Oil Trading Alert: Crude Oil Meets Resistance Zone
Oil Trading Alert originally published on June 16, 2014, 10:50 AM
On Friday, crude oil extended gains and hit a fresh nine-month high, supported by the deteriorating situation in Iraq. Thanks to these circumstances, light crude climbed to its next resistance zone. Will oil bulls be strong enough to break it in the near future?
On Friday, crude oil rallied for a second session as Sunni militants continued their advance toward Baghdad, which fueled concerns that Iraq's ample oil production could be threatened. As we mentioned in our previous Oil Trading Alert, although most of Iraq's production is in the south of the country, far from the current violence, oil investors worry that the situation could quickly escalate and disrupt oil shipments. As a reminder, Iraq produced 3.6 million barrels of oil a day - its highest level since before the invasion in 2003. According to the U.S. Energy Information Administration, Iraq was the seventh-largest oil producer in the world last year, therefore, military activity in a large oil producer was bullish for crude oil and pushed the price well above $107 per barrel.
Despite this improvement, light crude reversed after U.S. President Barack Obama said he won't sent troops to Iraq, while the country is still exporting crude oil. Additionally, soft U.S. economic data pushed the price down as well. On Friday, official data showed that U.S. producer price inflation fell 0.2% in May, beating expectations for a 0.1% rise. Core producer price inflation (without food, energy and trade) slipped 0.1% last month, compared to expectations of 0.1% gain. On top of that, a preliminary report showed that the Thomson Reuters/University of Michigan consumer sentiment index fell to 81.2 this month from 81.9 in May, while analysts had expected the index to rise to 83.0 in June.
Can crude oil move higher without disturbing news from Iraq? Let's check the technical picture (charts courtesy of http://stockcharts.com).
From this perspective, we see that crude oil almost touched the long-term declining line without breaking it. Therefore, what we wrote in our previous Oil Trading Alert is up-to-date:
(...) this important line is currently around $107.76 and reinforces the resistance zone (...) the CCI is overbought, while the Stochastic Oscillator approached the level of 80 (...). Connecting the dots, it seems that as long as there is no breakout above this key price level, another sizable move is not likely to be seen.
Having say that, let's zoom in our picture and focus on the very short-term changes.

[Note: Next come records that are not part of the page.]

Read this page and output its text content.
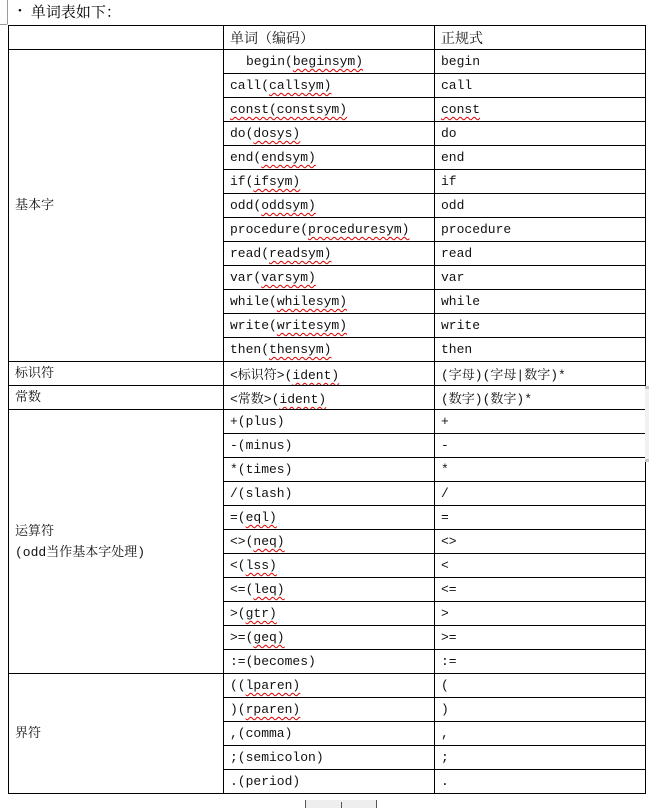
• 单词表如下：
	单词（编码）	正规式

基本字	begin(beginsym)	begin
	call(callsym)	call
	const(constsym)	const
	do(dosys)	do
	end(endsym)	end
	if(ifsym)	if
	odd(oddsym)	odd
	procedure(proceduresym)	procedure
	read(readsym)	read
	var(varsym)	var
	while(whilesym)	while
	write(writesym)	write
	then(thensym)	then

标识符	<标识符>(ident)	(字母)(字母|数字)*

常数	<常数>(ident)	(数字)(数字)*

运算符
(odd当作基本字处理)	+(plus)	+
	-(minus)	-
	*(times)	*
	/(slash)	/
	=(eql)	=
	<>(neq)	<>
	<(lss)	<
	<=(leq)	<=
	>(gtr)	>
	>=(geq)	>=
	:=(becomes)	:=

界符	((lparen)	(
	)(rparen)	)
	,(comma)	,
	;(semicolon)	;
	.(period)	.
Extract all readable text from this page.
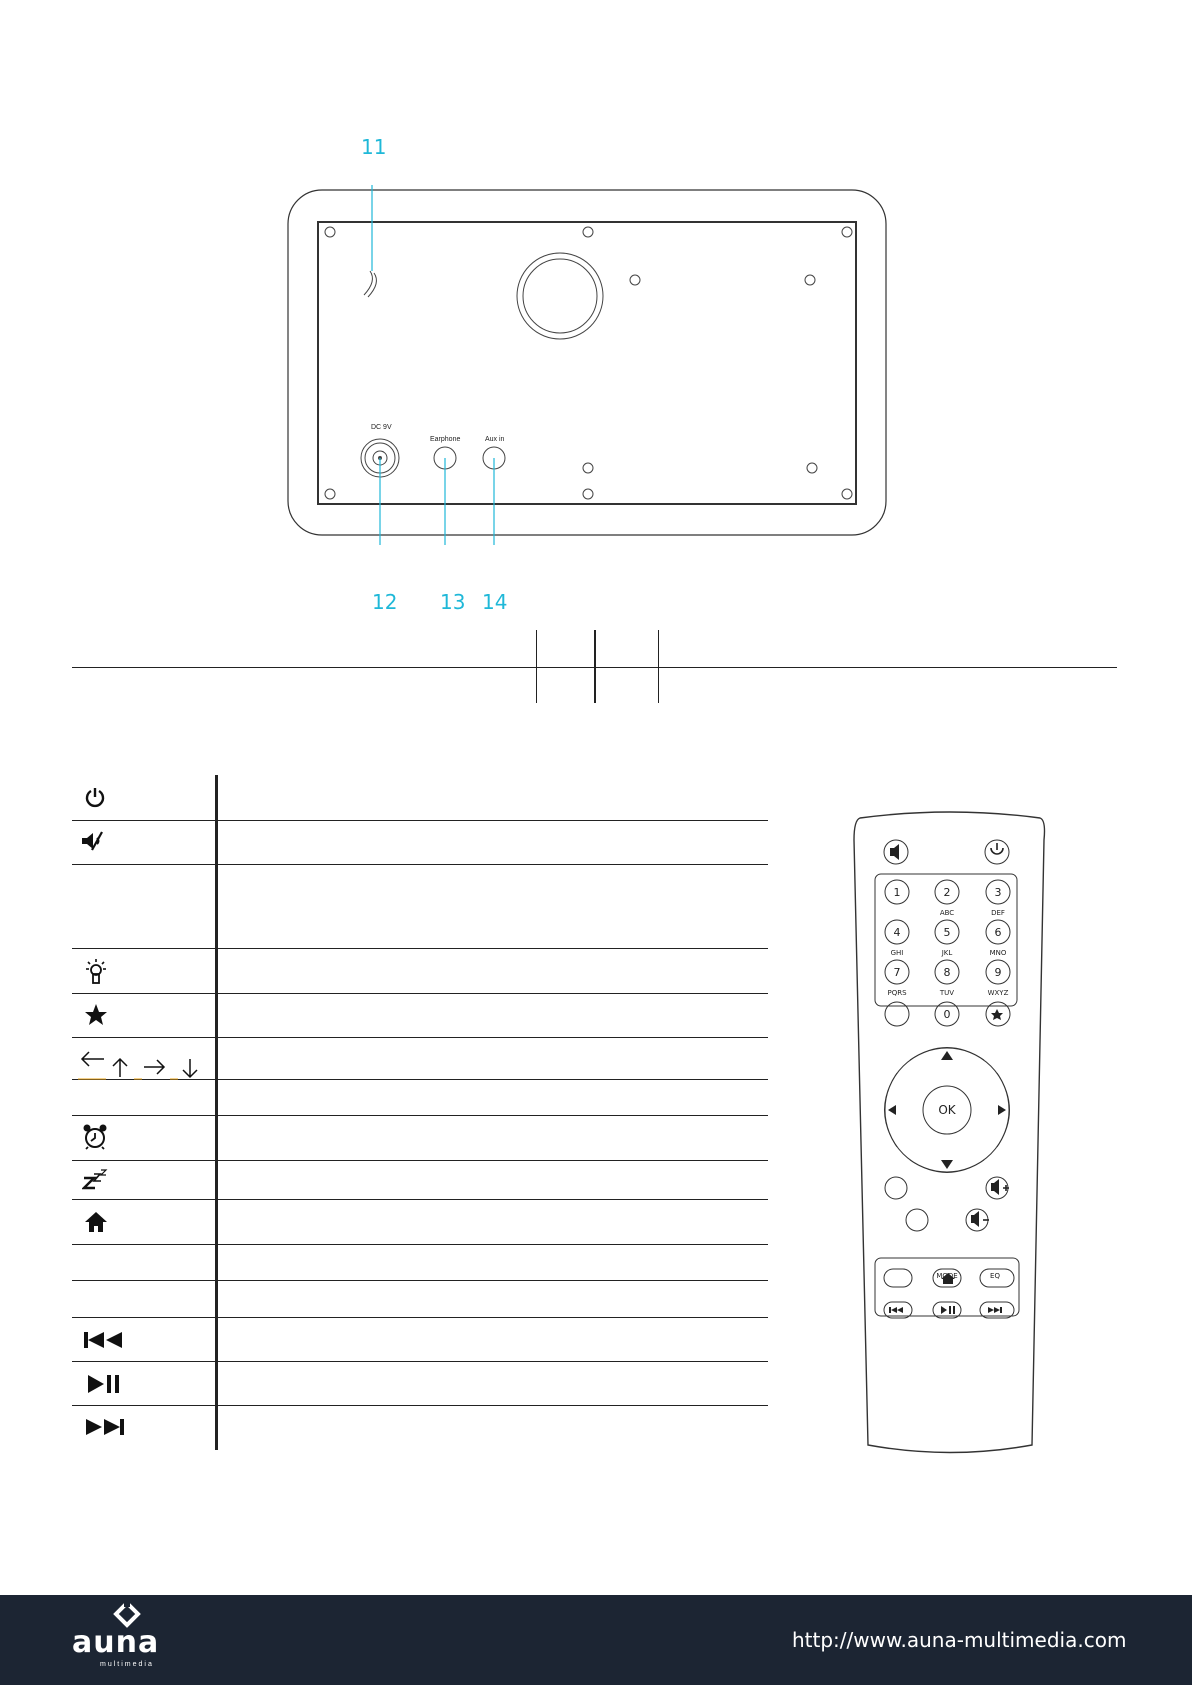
11
12 13 14
DC 9V
Earphone	Aux in
1	2	3
4	5	6
7	8	9
0
ABC	DEF
GHI	JKL	MNO
PQRS	TUV	WXYZ
OK
MODE	EQ
auna
multimedia
http://www.auna-multimedia.com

Looking at the above chart, we see that crude oil extended gains and reached the resistance zone, hitting an intraday high of $107.68. As you see on the daily chart, this strong area stopped further improvement and the commodity reversed, therefore, our last commentary is still valid:
(...) the space for further growth might be limited in the near future. In our opinion, oil bulls could have a tough time breaking through the next resistance zone created by the 76.4% and 78.6% Fibonacci retracement levels (around $107.30-$107.75). The reason for such assumption is not only the fact that this is a strong resistance zone, which usually pauses (or even stops) further improvement, but also the conclusion which emerges from the long-term chart.
Please keep in mind that the RSI reached its highest level since the beginning of March, breaking above the level of 70, while the CCI and Stochastic Oscillator are overbought (additionally, there is a negative divergence between the latter and the price), indicating that correction is just around the corner. If this is the case, the initial downside target for oil bears will be the previously-broken medium-term black rising line (currently around $106.60), which stopped further deterioration on Friday. If it holds, we may see another attempt to break above the resistance zone. However, if it is broken, the current correction will accelerate and the commodity will find support around $104.55, where the upper line of the medium-term triangle (marked with blue) is.
Summing up, although crude oil moved higher, hitting a fresh nine-month high, the overall situation hasn't changed much as the commodity remains below the strong resistance zone created by the long-term declining line and two important Fibonacci retracement levels. As we have pointed out before, as there is no breakout above this key resistance, another sizable move is not likely to be seen and we may see a pullback in the coming days.
Very short-term outlook: bearish
Short-term outlook: mixed with bearish bias
MT outlook: mixed
LT outlook: mixed
Trading position (short-term): In our opinion no positions are justified from the risk/reward perspective at the moment.